Unnamed: 0,borough,avg_ell_percent
0,Manhattan,7.5725


### **School Supporting Special Needs**

##### Explanation: This query finds the top 3 schools in each borough with the highest percentage of special education students (sped_percent). It uses a Common Table Expression (CTE) to first aggregate the maximum sped_percent for each school and then ranks them within each borough.


In [11]:
query3 = """
WITH ranked_schools AS (
    SELECT 
        hsd.borough,
        hsd.school_name,
        sd.sped_percent,
        ROW_NUMBER() OVER (PARTITION BY hsd.borough ORDER BY sd.sped_percent DESC) AS rank
    FROM 
        nyc_schools.high_school_directory hsd
    JOIN 
        nyc_schools.school_demographics sd
    ON 
        hsd.dbn = sd.dbn
)
SELECT 
    borough,
    school_name,
    sped_percent
FROM 
    ranked_schools
WHERE 
    rank <= 3
ORDER BY 
    borough, sped_percent DESC;
"""

df = pd.read_sql(query3, conn)
df.head()

Unnamed: 0,borough,school_name,sped_percent
0,Manhattan,East Side Community School,28.8
1,Manhattan,East Side Community School,27.7
2,Manhattan,East Side Community School,26.7


### **Insights from the Analysis**

1. **School Distribution**:
   - Boroughs with the most unique schools reflect higher population density or better resource allocation.

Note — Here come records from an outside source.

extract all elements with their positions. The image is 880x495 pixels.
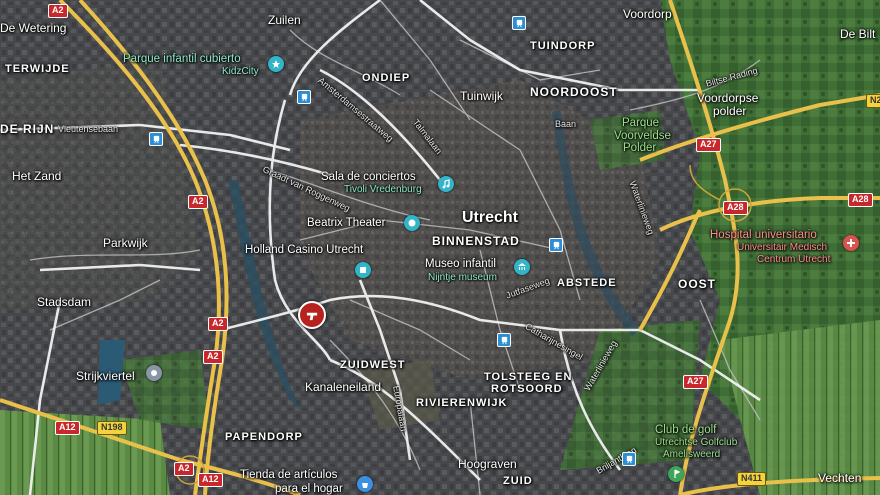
district-label: NOORDOOST: [530, 85, 618, 99]
highway-shield-a2: A2: [48, 4, 68, 18]
district-label: PAPENDORP: [225, 431, 303, 443]
district-label: DE RIJN: [0, 122, 55, 136]
poi-label[interactable]: Utrechtse Golfclub: [655, 438, 737, 448]
place-label: Tuinwijk: [460, 89, 503, 103]
highway-shield-a2: A2: [188, 195, 208, 209]
highway-shield-a2: A2: [203, 350, 223, 364]
music-icon: [442, 179, 450, 189]
place-label: Het Zand: [12, 169, 62, 183]
place-label: Zuilen: [268, 13, 301, 27]
train-station-icon[interactable]: [297, 90, 311, 104]
map-pin-icon[interactable]: [438, 176, 454, 192]
poi-label[interactable]: Museo infantil: [425, 258, 496, 271]
poi-label[interactable]: Tivoli Vredenburg: [344, 185, 422, 195]
map-pin-icon[interactable]: [843, 235, 859, 251]
poi-label[interactable]: Holland Casino Utrecht: [245, 244, 363, 257]
poi-label[interactable]: Parque infantil cubierto: [123, 53, 241, 66]
highway-shield-a2: A2: [208, 317, 228, 331]
train-station-icon[interactable]: [549, 238, 563, 252]
place-label: Hoograven: [458, 457, 517, 471]
train-station-icon[interactable]: [622, 452, 636, 466]
highway-shield-a28: A28: [723, 201, 748, 215]
map-pin-icon[interactable]: [514, 259, 530, 275]
poi-label[interactable]: para el hogar: [275, 483, 343, 495]
poi-label[interactable]: Hospital universitario: [710, 229, 817, 242]
golf-icon: [674, 469, 681, 478]
museum-icon: [518, 263, 526, 270]
poi-label[interactable]: Centrum Utrecht: [757, 255, 830, 265]
highway-shield-a2: A2: [174, 462, 194, 476]
map-pin-icon[interactable]: [268, 56, 284, 72]
district-label: ZUIDWEST: [340, 359, 406, 371]
place-label: Kanaleneiland: [305, 380, 382, 394]
district-label: ROTSOORD: [491, 383, 563, 395]
highway-shield-a12: A12: [198, 473, 223, 487]
map-pin-icon[interactable]: [146, 365, 162, 381]
place-label: Strijkviertel: [76, 369, 135, 383]
casino-icon: [360, 267, 366, 273]
place-label: Vechten: [818, 471, 862, 485]
district-label: ONDIEP: [362, 72, 411, 84]
poi-label[interactable]: Polder: [623, 142, 656, 155]
poi-label[interactable]: Nijntje museum: [428, 273, 497, 283]
road-shield-n237: N237: [866, 94, 880, 108]
highway-shield-a27: A27: [696, 138, 721, 152]
district-label: TERWIJDE: [5, 63, 70, 75]
place-label: De Wetering: [0, 21, 67, 35]
place-label: Stadsdam: [37, 295, 92, 309]
shopping-icon: [362, 483, 368, 488]
place-label: Voordorp: [623, 7, 672, 21]
train-station-icon[interactable]: [149, 132, 163, 146]
poi-label[interactable]: Parque: [622, 117, 659, 130]
district-label: TOLSTEEG EN: [484, 371, 573, 383]
district-label: BINNENSTAD: [432, 234, 520, 248]
poi-label[interactable]: KidzCity: [222, 67, 259, 77]
map-pin-icon[interactable]: [404, 215, 420, 231]
map-view[interactable]: A2 A2 A2 A2 A2 A12 A12 N198 A27 A27 A28 …: [0, 0, 880, 495]
street-label: Vleutensebaan: [58, 124, 119, 134]
city-label: Utrecht: [462, 209, 519, 226]
map-pin-icon[interactable]: [357, 476, 373, 492]
train-station-icon[interactable]: [497, 333, 511, 347]
road-shield-n411: N411: [737, 472, 767, 486]
theater-icon: [408, 219, 416, 227]
poi-label[interactable]: Club de golf: [655, 424, 716, 437]
poi-label[interactable]: Voorveldse: [614, 130, 671, 143]
poi-label[interactable]: Universitair Medisch: [737, 243, 827, 253]
district-label: ABSTEDE: [557, 277, 617, 289]
place-label: Voordorpse: [697, 91, 759, 105]
train-station-icon[interactable]: [512, 16, 526, 30]
highway-shield-a28: A28: [848, 193, 873, 207]
poi-label[interactable]: Sala de conciertos: [321, 171, 416, 184]
district-label: RIVIERENWIJK: [416, 397, 508, 409]
map-pin-icon[interactable]: [668, 466, 684, 482]
place-label: De Bilt: [840, 27, 876, 41]
poi-label[interactable]: Tienda de artículos: [240, 469, 337, 482]
district-label: OOST: [678, 277, 717, 291]
place-label: polder: [713, 104, 747, 118]
highway-shield-a27: A27: [683, 375, 708, 389]
gun-marker-icon[interactable]: [298, 301, 326, 329]
poi-label[interactable]: Beatrix Theater: [307, 217, 385, 230]
place-icon: [151, 370, 157, 376]
map-pin-icon[interactable]: [355, 262, 371, 278]
place-label: Parkwijk: [103, 236, 148, 250]
district-label: ZUID: [503, 475, 533, 487]
road-shield-n198: N198: [97, 421, 127, 435]
pistol-icon: [306, 312, 317, 320]
poi-label[interactable]: Amelisweerd: [663, 450, 720, 460]
street-label: Baan: [555, 119, 577, 129]
highway-shield-a12: A12: [55, 421, 80, 435]
district-label: TUINDORP: [530, 40, 596, 52]
star-icon: [272, 60, 280, 68]
hospital-icon: [847, 239, 855, 247]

Boroughs with fewer unique schools may indicate areas requiring additional educational infrastructure.

2. **ELL Distribution**:
   - Boroughs with higher percentages of English Language Learners (ELL) highlight areas needing targeted language support programs to improve inclusivity and learning outcomes.

3. **Special Education**:
   - Top schools with the highest special education percentages indicate where specialized resources and funding are most needed to support students with special needs.

4. **Key Trends**:
   - Disparities in unique school distribution, ELL percentages, and special education needs emphasize the importance of borough-specific strategies to address educational inequities.